Data Collection Package

Submodules

causal_testing.data_collection.data_collector module

class causal_testing.data_collection.data_collector.DataCollector(scenario: causal_testing.specification.scenario.Scenario)

Bases: abc.ABC

A data collector is a mechanism which generates or collects data from a system for a given scenario.

abstract collect_data(**kwargs) pandas.core.frame.DataFrame

Populate the dataframe with execution data. :return df: A pandas dataframe containing execution data for the system-under-test.

filter_valid_data(data: pandas.core.frame.DataFrame, check_pos: bool = True) pandas.core.frame.DataFrame

Check is execution data is valid for the scenario-under-test.

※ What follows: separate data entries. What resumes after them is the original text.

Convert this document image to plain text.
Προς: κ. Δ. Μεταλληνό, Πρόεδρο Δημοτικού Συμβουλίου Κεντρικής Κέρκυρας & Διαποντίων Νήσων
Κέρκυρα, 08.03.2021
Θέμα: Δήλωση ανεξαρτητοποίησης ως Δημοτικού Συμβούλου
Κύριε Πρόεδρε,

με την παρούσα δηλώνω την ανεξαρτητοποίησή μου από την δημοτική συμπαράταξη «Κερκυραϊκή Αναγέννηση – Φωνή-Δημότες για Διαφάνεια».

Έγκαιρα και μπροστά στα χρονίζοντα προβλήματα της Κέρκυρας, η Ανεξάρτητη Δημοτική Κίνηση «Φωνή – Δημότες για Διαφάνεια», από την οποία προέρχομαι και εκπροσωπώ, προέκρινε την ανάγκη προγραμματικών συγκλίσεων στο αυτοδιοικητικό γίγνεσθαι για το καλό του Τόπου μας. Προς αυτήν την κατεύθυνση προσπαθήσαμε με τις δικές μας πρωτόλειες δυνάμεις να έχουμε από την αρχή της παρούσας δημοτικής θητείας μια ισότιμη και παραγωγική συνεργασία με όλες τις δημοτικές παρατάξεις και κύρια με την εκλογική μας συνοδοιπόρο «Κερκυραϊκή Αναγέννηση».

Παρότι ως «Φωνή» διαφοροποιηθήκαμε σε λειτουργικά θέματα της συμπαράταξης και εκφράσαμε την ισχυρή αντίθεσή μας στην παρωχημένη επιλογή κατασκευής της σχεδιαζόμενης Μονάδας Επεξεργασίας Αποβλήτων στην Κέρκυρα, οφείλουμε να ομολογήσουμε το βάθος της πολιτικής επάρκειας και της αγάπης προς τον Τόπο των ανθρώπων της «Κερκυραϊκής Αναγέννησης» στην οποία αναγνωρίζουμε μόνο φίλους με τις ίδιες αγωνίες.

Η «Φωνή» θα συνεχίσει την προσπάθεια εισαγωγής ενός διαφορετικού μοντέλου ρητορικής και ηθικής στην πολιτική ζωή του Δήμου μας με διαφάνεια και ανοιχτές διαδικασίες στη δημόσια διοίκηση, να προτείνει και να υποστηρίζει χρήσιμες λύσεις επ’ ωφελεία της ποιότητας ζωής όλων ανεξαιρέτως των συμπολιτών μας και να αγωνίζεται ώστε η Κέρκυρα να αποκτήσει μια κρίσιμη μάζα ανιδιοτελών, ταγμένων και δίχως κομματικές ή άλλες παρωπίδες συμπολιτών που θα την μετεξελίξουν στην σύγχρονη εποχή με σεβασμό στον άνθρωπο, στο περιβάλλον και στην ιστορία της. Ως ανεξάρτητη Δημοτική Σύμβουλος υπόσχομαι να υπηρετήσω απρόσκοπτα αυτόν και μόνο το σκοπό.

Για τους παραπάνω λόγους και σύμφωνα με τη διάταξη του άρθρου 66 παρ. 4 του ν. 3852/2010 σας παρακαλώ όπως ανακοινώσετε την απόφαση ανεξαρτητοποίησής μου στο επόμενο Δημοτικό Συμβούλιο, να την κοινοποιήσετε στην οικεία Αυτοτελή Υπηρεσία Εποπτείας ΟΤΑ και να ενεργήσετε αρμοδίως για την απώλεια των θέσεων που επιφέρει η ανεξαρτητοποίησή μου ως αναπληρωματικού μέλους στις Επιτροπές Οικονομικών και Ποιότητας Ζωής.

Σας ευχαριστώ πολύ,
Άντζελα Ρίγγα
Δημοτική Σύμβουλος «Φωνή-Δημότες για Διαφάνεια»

Data is invalid if it does not meet the constraints specified in the scenario-under-test.

Parameters
  • data – A pandas dataframe containing execution data from the system-under-test.

  • check_pos – Whether to check the data for positivity violations (defaults to true).

Return satisfying_data

A pandas dataframe containing execution data that satisfy the constraints specified

in the scenario-under-test.

class causal_testing.data_collection.data_collector.ExperimentalDataCollector(scenario: causal_testing.specification.scenario.Scenario, control_input_configuration: dict, treatment_input_configuration: dict, n_repeats: int = 1)

Bases: causal_testing.data_collection.data_collector.DataCollector

A data collector that generates data directly by running the system-under-test in the desired conditions.

Users should implement these methods to collect data from their system.

abstract collect_data(**kwargs) pandas.core.frame.DataFrame

Populate the dataframe with execution data.

Returns

A pandas dataframe containing execution data for the system-under-test in both control and treatment

executions.

abstract run_system_with_input_configuration(input_configuration: dict) pandas.core.frame.DataFrame

Run the system with a given input configuration and return the resulting execution data.

Parameters

input_configuration – A dictionary which maps a subset of inputs to values.

Returns

A pandas dataframe containing execution data obtained by executing the system-under-test with the

specified input configuration.

class causal_testing.data_collection.data_collector.ObservationalDataCollector(scenario: causal_testing.specification.scenario.Scenario, csv_path: str)

Bases: causal_testing.data_collection.data_collector.DataCollector

A data collector that extracts data that is relevant to the specified scenario from a csv of execution data.

collect_data(**kwargs) pandas.core.frame.DataFrame

Read a csv containing execution data for the system-under-test into a pandas dataframe and filter to remove any data which is invalid for the scenario-under-test.

Data is invalid if it does not meet the constraints outlined in the scenario-under-test (Scenario).

Returns

A pandas dataframe containing execution data that is valid for the scenario-under-test.